As the Supreme Court decides on three LGBT work discrimination cases, queer and trans people around the country are bracing for the potential impact to their lives and livelihoods.

If the Court decides LGBT individuals are not protected by Title VII of the Civil Rights Act, its impact could go far beyond the community– according to advocates, anyone could face workplace discrimination if they don’t conform to their employer’s standards of gender.

In Minnesota, state and municipal protections could become all the more critical for workers. If you live in the state of Minnesota, you are already legally protected from discrimination on the basis of sexual orientation and gender identity.

Under the Minnesota Human Rights Act, sexual orientation is defined broadly to include not only cisgender individuals in gay or lesbian relationships, but people regardless of gender identity.

This law, amended in 1993, made Minnesota the first state to protect trans and gender nonconforming people from discrimination in the workplace and more broadly. Additionally, St. Paul and Minneapolis each have their own ordinances protecting against discrimination on the basis of sexual orientation and gender identity.

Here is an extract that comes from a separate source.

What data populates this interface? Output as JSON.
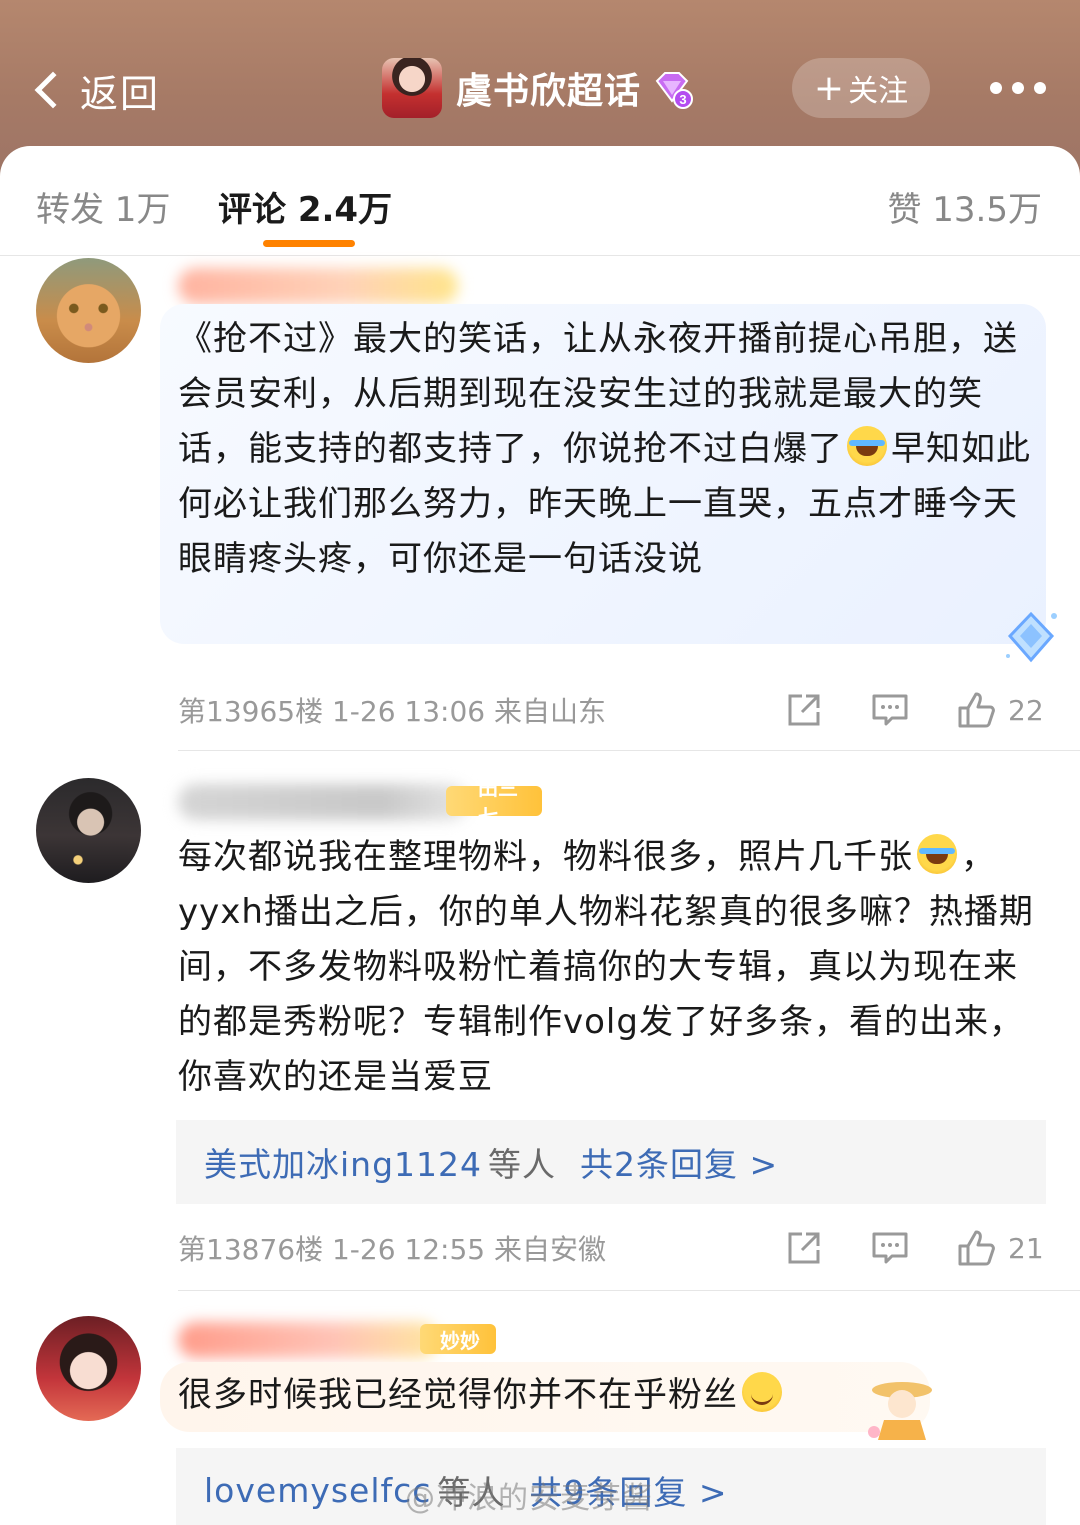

What is the Supreme Court actually deciding?

The Supreme court heard two arguments today on three cases – one combined argument for two gay men who separately complained they were fired because of their sexual orientation, and one of a trans women who says she lost her job after disclosing her transition to her employer. Aimee Stephens, the plaintiff in the trans discrimination case, was fired from her job at a funeral home when she informed her employer of her transition. When asked why he fired her, her employer is reported to have said, “Well, because he was no longer going to represent himself as a man. He wanted to dress as a woman.” 

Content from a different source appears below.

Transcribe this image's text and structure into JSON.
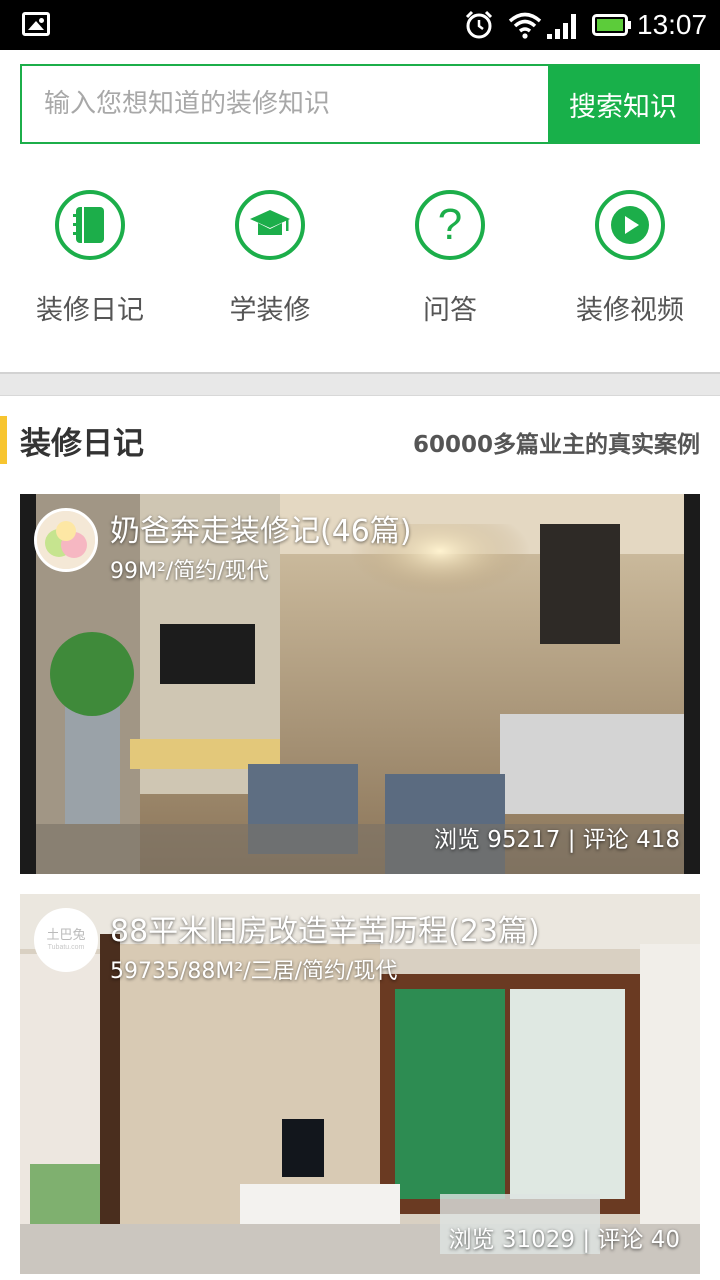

The court’s decision on whether or not these terminations were lawful depends on its interpretation of Title VII of the Civil Rights Act, which protects against discrimination on the basis of sex. The Trump administration insists that this does not apply to LGBT individuals, either on the basis of sexual orientation or gender identity; meanwhile, the EEOC’s website states that

“discrimination against an individual because of gender identity, including transgender status, or because of sexual orientation is discrimination because of sex in violation of Title VII.” 

Federal courts are split on their interpretation of Title VII. 22 states, including Minnesota, have their own explicit protection on the basis of sexual orientation, and 21 provide protection on the basis of gender identity. 

Today marks the first time the Supreme Court has tackled LGBT issues since Trump’s appointment of Justices Kavanaugh and Gorsuch. With the four liberal justices likely to side with the gay and trans plaintiffs, one conservative justice could decide the outcome. The newly appointed Gorsuch indicated that he believed sex was a factor in the discrimination against the two gay men, but later suggested that Congress—and not the court—should decide whether to extend protections to LGBT individuals. 

A note on history:

Like other labor rights, a rich history of struggle led to current protections. As attorney and LGBT rights advocate Sam Ames pointed out in a post Monday, the Civil Rights Act included “sex” as a protected class because “there was actually considerable organizing and strategizing going on, led in large part by women and gender nonconforming people of color.” He credits Pauli Murray, a Black trans activist and lawyer whose advocacy for gender protections has gone largely unsung in mainstream accounts of the Civil Rights Act. For deeper analysis on the law and history, see his post on Medium.

How will this impact workers? 

In states without their own laws protecting against discrimination, employers will legally be able to discriminate against LGBT workers. Even if a worker does not identify as LGBT, they could potentially be discriminated against if they don’t adhere to the employer’s standards for their gender. Many of the LGBT-friendly interpretations rely on the legal arguments of a 1989 Supreme Court ruling, Price Waterhouse v. Hopkins, in which the Court found that an employer could not discriminate based on a worker’s adherence to “sex stereotypes” – that the plaintiff, Ann Hopkins, could not be legally fired for appearing “too masculine.” 

Changes to this interpretation could mean, in theory, employers could take action against workers for wearing or not wearing certain clothes, makeup, or not behaving in ways that are typically masculine or feminine, like smiling. 

In states that do have protections for LGBT workers, like Minnesota, the bulwark of protections built up at the state and municipal level become increasingly important. An increased workload may also fall on state and local agencies. Stephens, the trans plaintiff, said in an interview with Vox Monday, “Regardless of whether it’s a favorable decision or not, we still have a lot of work to do. When this part’s over, we just work on the next issue, and work hard and keeping going.”